In a recent conversation with a chief technology officer, he asserted all digital technology changes in his organisation were being led by IT and not by marketing. It made me wonder: How long a marketing function like this could survive?
New research from Adobe’s Digital Index team is showing Australia’s top digital marketers increasing their lead on the rest of the industry and seeing higher customer conversions as a result.
The new Best of the Best Benchmark research covers six regions across Asia-Pacific including Australia and New Zealand, and looks at six key digital performance indicators for marketers as benchmarks: Smartphone and tablet traffic; stick rate, or visitors engaging with more than one website page; visits per visitor; time spent; and conversion rate.
The results are broken down into the top 20 per cent of marketers – the best of the best – and the remainder. To do the research, Adobe used data derived from the more than 6000 customers using its core marketing technology platforms.

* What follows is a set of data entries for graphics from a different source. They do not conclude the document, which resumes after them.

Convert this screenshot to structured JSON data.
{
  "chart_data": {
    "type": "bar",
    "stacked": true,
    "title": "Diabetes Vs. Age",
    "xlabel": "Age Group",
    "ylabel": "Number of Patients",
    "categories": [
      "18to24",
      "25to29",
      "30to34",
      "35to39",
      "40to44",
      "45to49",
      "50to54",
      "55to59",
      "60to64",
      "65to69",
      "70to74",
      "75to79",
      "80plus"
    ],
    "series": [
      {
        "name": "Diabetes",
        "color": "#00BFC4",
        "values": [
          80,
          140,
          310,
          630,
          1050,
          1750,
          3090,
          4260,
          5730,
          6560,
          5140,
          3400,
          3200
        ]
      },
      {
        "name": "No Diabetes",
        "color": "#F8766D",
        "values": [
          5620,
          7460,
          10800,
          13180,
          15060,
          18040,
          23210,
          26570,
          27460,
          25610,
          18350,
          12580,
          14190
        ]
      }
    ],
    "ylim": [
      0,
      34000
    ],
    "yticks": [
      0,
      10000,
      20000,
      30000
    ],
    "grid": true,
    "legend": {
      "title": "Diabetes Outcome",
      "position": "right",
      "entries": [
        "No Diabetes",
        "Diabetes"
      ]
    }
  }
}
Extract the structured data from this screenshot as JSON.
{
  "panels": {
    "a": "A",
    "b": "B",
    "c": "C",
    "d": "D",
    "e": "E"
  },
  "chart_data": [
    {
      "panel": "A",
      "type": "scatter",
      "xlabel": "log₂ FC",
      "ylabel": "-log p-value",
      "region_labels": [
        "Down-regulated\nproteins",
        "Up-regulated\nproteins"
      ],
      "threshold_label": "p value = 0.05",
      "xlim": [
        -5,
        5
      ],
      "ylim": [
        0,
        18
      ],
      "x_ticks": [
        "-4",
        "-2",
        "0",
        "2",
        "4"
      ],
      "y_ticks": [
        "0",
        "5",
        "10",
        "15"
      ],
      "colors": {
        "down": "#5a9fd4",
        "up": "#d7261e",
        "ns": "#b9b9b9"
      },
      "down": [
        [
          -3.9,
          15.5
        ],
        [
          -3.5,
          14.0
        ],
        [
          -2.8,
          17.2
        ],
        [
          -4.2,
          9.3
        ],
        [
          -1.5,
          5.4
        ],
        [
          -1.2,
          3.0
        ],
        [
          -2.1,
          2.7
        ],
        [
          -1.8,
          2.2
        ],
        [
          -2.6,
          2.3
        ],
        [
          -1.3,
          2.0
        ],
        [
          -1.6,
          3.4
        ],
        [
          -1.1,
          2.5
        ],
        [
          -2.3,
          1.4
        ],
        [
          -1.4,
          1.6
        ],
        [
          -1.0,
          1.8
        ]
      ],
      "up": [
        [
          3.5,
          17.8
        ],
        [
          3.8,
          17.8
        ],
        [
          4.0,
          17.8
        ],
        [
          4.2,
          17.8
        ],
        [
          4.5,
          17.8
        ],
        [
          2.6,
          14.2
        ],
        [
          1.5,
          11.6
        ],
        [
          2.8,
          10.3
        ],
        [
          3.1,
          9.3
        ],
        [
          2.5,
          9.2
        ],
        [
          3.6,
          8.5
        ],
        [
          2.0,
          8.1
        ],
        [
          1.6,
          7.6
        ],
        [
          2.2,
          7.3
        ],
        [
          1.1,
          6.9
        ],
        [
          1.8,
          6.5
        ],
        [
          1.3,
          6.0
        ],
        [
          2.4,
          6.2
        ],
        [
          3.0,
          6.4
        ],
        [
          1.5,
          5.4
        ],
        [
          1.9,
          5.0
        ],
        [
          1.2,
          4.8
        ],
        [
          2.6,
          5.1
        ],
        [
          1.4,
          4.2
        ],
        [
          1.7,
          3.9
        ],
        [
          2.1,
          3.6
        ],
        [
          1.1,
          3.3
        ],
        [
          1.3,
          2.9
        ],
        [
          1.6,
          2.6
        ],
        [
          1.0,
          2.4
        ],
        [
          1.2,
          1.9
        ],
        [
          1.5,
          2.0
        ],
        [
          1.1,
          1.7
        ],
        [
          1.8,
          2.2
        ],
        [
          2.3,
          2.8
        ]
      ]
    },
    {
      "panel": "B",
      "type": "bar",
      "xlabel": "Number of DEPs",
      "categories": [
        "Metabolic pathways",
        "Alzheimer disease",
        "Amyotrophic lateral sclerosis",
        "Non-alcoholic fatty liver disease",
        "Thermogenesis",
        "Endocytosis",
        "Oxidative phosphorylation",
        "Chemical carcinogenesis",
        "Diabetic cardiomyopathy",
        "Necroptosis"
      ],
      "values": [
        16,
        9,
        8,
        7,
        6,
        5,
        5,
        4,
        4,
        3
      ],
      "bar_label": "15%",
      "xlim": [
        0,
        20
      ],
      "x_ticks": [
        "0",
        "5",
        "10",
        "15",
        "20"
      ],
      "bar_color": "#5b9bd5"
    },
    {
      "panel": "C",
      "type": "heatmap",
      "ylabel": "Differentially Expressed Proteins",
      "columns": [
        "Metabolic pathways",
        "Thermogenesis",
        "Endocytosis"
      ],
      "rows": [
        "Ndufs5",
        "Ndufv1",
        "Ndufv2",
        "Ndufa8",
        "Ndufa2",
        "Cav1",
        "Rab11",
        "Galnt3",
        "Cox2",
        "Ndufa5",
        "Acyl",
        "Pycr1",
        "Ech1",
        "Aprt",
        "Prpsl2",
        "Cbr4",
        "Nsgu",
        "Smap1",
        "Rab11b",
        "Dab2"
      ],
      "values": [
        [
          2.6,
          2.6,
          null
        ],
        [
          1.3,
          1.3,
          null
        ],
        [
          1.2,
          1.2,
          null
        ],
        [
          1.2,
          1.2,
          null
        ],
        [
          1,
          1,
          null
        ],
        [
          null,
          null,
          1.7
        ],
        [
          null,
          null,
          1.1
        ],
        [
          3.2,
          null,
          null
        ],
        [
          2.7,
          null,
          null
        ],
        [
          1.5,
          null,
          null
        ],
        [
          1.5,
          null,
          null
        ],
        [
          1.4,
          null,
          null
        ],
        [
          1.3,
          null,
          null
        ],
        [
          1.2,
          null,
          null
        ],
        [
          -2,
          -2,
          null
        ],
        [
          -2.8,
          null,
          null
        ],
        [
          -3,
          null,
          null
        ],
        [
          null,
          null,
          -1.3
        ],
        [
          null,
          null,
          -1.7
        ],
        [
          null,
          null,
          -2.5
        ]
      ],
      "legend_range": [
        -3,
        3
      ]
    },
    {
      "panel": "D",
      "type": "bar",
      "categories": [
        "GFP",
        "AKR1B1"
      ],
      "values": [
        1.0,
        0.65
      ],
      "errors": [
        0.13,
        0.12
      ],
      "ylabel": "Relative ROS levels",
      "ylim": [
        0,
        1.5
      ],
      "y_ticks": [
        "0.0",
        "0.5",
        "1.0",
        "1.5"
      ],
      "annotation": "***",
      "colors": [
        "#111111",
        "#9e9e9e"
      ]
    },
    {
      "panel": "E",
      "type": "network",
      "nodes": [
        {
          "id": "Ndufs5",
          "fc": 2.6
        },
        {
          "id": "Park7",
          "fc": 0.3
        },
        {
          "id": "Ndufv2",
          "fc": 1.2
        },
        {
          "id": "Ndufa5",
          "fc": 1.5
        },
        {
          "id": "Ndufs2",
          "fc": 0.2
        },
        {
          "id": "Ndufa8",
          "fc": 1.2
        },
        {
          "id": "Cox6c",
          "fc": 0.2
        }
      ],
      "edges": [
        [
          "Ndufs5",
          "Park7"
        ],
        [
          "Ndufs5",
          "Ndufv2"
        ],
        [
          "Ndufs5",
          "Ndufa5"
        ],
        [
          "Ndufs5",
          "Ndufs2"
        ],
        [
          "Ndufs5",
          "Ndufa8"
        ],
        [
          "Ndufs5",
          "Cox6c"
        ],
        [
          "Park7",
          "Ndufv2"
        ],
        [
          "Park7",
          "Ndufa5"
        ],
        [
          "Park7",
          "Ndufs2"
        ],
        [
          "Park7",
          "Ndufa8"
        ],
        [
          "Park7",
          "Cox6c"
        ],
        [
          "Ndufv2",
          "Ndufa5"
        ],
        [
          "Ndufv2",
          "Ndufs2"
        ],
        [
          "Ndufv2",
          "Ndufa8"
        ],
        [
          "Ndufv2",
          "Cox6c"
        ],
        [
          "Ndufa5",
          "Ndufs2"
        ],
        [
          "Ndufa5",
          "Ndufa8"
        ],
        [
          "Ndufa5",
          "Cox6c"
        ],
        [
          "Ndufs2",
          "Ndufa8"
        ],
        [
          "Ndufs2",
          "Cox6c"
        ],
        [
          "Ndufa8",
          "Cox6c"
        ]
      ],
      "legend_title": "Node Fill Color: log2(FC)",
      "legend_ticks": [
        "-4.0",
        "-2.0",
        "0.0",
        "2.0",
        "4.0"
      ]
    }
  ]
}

Overall, the research claims the top 20 per cent of digital marketers are pulling away from the pack, chalking up significantly better results across each of the six performance areas.
For example, the best performers boasted double the conversion rate than their peers. Adobe found four out of every 100 visitors to A/NZ websites managed by the top 20 per cent converted to customers in the travel and retail sectors, compared to two of every 100 for the rest.
In addition, the best websites optimised for smartphone visitors outperformed average sites by 6.9 per cent in A/NZ, while the best websites have a higher stick rate of 66 per cent compared to the industry average (46 per cent).
Return visitors was another indicator, with the best websites chalking up a 34.9 per cent higher rate than the industry average. While the research and performance indicators leave plenty of room for interpretation of the results, as well as what actually makes up digital marketing success, Adobe hopes the research will provide a benchmark for the industry.
Adobe Digital Index principal analyst, Tamara Gaffney, claimed the results are proof that making a commitment to digital excellence can result in a significant increase in revenue. She also noted those organisations in the top 20 per cent were already well ahead when it comes to embracing a digital-first culture.
“People in the best zone invested in changing their culture to go digital a couple of years ago,” she said. “It’s not a new phenomenon for them. As an organisation, you have to change the entire culture to be successful in digital marketing.”
Speaking at a press lunch during the Adobe Digital Marketing Symposium in Sydney, Adobe’s VP of brand, John Travis, said the tipping point for his organisation in making the necessary culture change to become digital-led was when the executive team threw their support behind it.
“Getting executive commitment was the real game change for us at Adobe,” he told CMO. “What also helped is when we started seeing those first results to our digital efforts.”
During the Adobe Symposium, Travis detailed how Adobe’s own marketing teams had transformed structure and processes to become a digital-first organisation, highlighting the need to not only invest in new technologies, but also change the way people collaborate and work.
The other big change is shifting from a campaign mentality to ongoing interactions with customers across multiple channels. Travis explained that as a marketer, he’d been taught marketing success was all about the culture of the campaign, and developing a campaign structure.
“With digital marketing, things need to change every day. This means we have to be linked at the hip with IT, sales and so on,” he continued.
“Before, I used to meet once per year with IT. Now we meet once per week; that is a major cultural shift. We didn’t speak the same language either, and had to learn how to work together.”
Adobe’s Digital Index practice was formed two years and now plans to provide fortnightly research on digital marketing excellence and insights as a form of industry benchmark.